Member of the Northern Territory Parliament for the Electoral division of MacDonnell
- In office 1977–1981
- Preceded by: Dave Pollock

Personal details
- Born: 4 January 1952 (age 74) Alice Springs
- Party: Labor Party
- Relations: Charlie Perkins, Hetty Perkins
- Education: Newington College University of Sydney

= Neville Perkins =

Australian politician

Neville George Perkins OAM, (born 4 January 1952), is a former Australian politician and public servant.

==Early life==
Perkins is the grandson of Hetty Perkins, an Eastern Arrernte elder, and a nephew of Charlie Perkins. He is a descendant of both the Eastern and Central Arrernte peoples, and was born in Mbantua, Alice Springs. He attended Newington College (1963–1969), commencing in the preparatory school, Wyvern House. He is a graduate of the University of Sydney.

==Career==

Perkins was a Labor Party member of the Northern Territory Legislative Assembly from 1977 to 1981, representing the electorate of MacDonnell. He was the first Indigenous Australian to hold a shadow ministry in an Australian parliament, and subsequently became the party's deputy leader.

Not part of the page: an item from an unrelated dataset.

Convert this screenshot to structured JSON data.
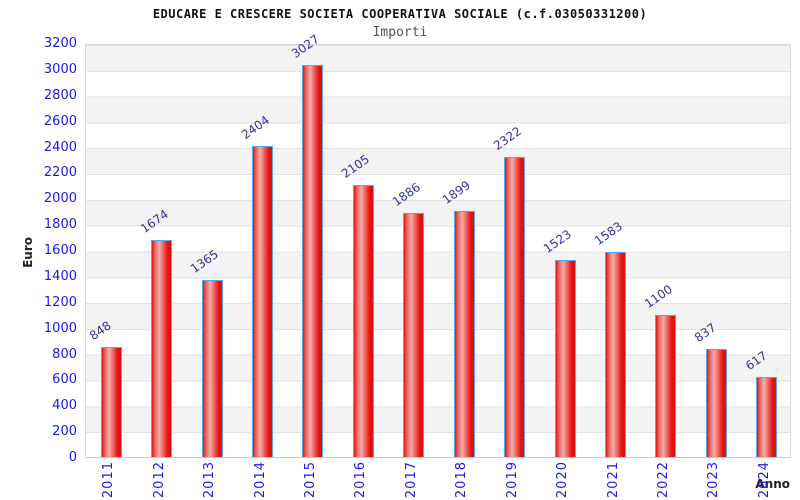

Perkins resigned in 1981, not long into his second term. He later served as Secretary of the New South Wales Department of Aboriginal Affairs from 1987 to 1988.

In 1973 he founded and was the first general secretary of the Central Australian Aboriginal Congress (CAAC). Around the same time, he and a group of others set up the Central Australian Aboriginal Legal Aid Service (CAALAS; later amalgamated with other services to form the North Australian Aboriginal Justice Agency).

He was also the first Aboriginal general manager of Aboriginal Hostels Limited, and the first Aboriginal general manager of Imparja Television Pty Ltd. He is a Fellow of the Australian Institute of Management. Following Imparja, he was director of the University of New South Wales' Aboriginal Education Program. He has since worked at National Indigenous Television (NITV).

Northern Territory Legislative Assembly
| Years | Term | Electoral division | Party |  |
|---|---|---|---|---|
| 1977–1980 | 2nd | MacDonnell |  | Labor |
| 1980–1981 | 3rd | MacDonnell |  | Labor |

==Honours==
- Medal of the Order of Australia (OAM) for service to Aboriginal welfare, 26 January 1984.